YOGYAKARTA, POSNEWS.CO.ID – Aksi sasdis terjadi di kawasan Pantai Parangtritis.
Polisi menangkap seorang wanita berinisial AF (26) setelah diduga menyayat leher suaminya sendiri di sebuah penginapan di Kretek, Bantul, Daerah Istimewa Yogyakarta, Indonesia.
Korban berinisial S (35) selamat meski mengalami luka sobek di leher dan sempat kehilangan banyak darah.
Peristiwa mengerikan itu terjadi pada Sabtu (9/5/2026) sore usai pasangan tersebut berlibur ke Pantai Parangtritis bersama anak mereka.
Pelaku Peluk Korban Sebelum Menyayat Leher
Kasi Humas Polres Bantul Iptu Rita Hidayanto mengatakan pasangan itu sempat menyewa kamar penginapan setelah berjalan-jalan di kawasan wisata.

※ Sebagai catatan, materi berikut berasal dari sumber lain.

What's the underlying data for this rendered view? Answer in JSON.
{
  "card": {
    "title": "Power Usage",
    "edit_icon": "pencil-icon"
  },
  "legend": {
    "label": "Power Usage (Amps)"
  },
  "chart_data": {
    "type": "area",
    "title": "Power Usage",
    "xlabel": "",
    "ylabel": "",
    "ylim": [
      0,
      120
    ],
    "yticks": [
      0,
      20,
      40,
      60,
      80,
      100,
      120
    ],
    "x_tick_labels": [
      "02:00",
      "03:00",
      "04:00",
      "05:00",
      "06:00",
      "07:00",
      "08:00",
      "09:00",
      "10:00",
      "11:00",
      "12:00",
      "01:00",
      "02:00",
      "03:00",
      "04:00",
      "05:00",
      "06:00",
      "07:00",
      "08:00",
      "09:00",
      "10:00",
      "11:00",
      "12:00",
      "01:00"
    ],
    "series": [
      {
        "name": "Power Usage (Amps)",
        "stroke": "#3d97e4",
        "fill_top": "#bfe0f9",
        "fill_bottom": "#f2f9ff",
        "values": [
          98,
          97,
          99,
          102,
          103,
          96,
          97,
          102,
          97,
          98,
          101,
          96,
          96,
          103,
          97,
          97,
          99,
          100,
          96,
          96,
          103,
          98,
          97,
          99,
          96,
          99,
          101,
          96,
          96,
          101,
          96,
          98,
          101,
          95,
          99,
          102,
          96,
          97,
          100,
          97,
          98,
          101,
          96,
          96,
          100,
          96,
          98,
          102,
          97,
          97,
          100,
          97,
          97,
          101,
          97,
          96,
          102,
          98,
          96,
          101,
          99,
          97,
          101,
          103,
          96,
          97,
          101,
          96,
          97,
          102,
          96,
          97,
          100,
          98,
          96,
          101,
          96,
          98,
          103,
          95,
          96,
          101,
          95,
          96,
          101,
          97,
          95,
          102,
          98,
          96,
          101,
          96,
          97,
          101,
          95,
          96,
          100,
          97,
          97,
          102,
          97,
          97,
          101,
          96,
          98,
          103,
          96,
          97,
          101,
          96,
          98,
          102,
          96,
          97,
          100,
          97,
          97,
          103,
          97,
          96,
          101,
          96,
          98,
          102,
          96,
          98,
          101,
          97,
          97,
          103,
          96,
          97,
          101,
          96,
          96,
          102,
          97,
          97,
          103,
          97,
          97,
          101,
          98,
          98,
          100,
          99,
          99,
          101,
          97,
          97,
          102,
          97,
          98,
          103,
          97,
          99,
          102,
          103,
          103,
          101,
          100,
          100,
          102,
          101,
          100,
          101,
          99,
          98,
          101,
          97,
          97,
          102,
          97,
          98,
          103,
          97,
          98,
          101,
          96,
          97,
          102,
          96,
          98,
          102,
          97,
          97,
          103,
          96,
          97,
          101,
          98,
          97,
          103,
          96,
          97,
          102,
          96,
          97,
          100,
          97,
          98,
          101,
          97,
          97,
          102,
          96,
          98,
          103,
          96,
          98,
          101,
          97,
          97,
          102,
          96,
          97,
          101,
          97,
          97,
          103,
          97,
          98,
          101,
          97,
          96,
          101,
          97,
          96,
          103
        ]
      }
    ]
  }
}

Saat korban tertidur bersama anaknya, pelaku tiba-tiba memeluk korban sambil meminta maaf.
Namun tak lama kemudian, AF langsung mengiris leher suaminya menggunakan pisau.
ADVERTISEMENT

SCROLL TO RESUME CONTENT
“Saat korban tidur bersama anaknya, pelaku memeluk dan meminta maaf. Setelah itu pelaku langsung mengiris leher korban hingga mengeluarkan darah,” kata Rita, Minggu (10/5/2026).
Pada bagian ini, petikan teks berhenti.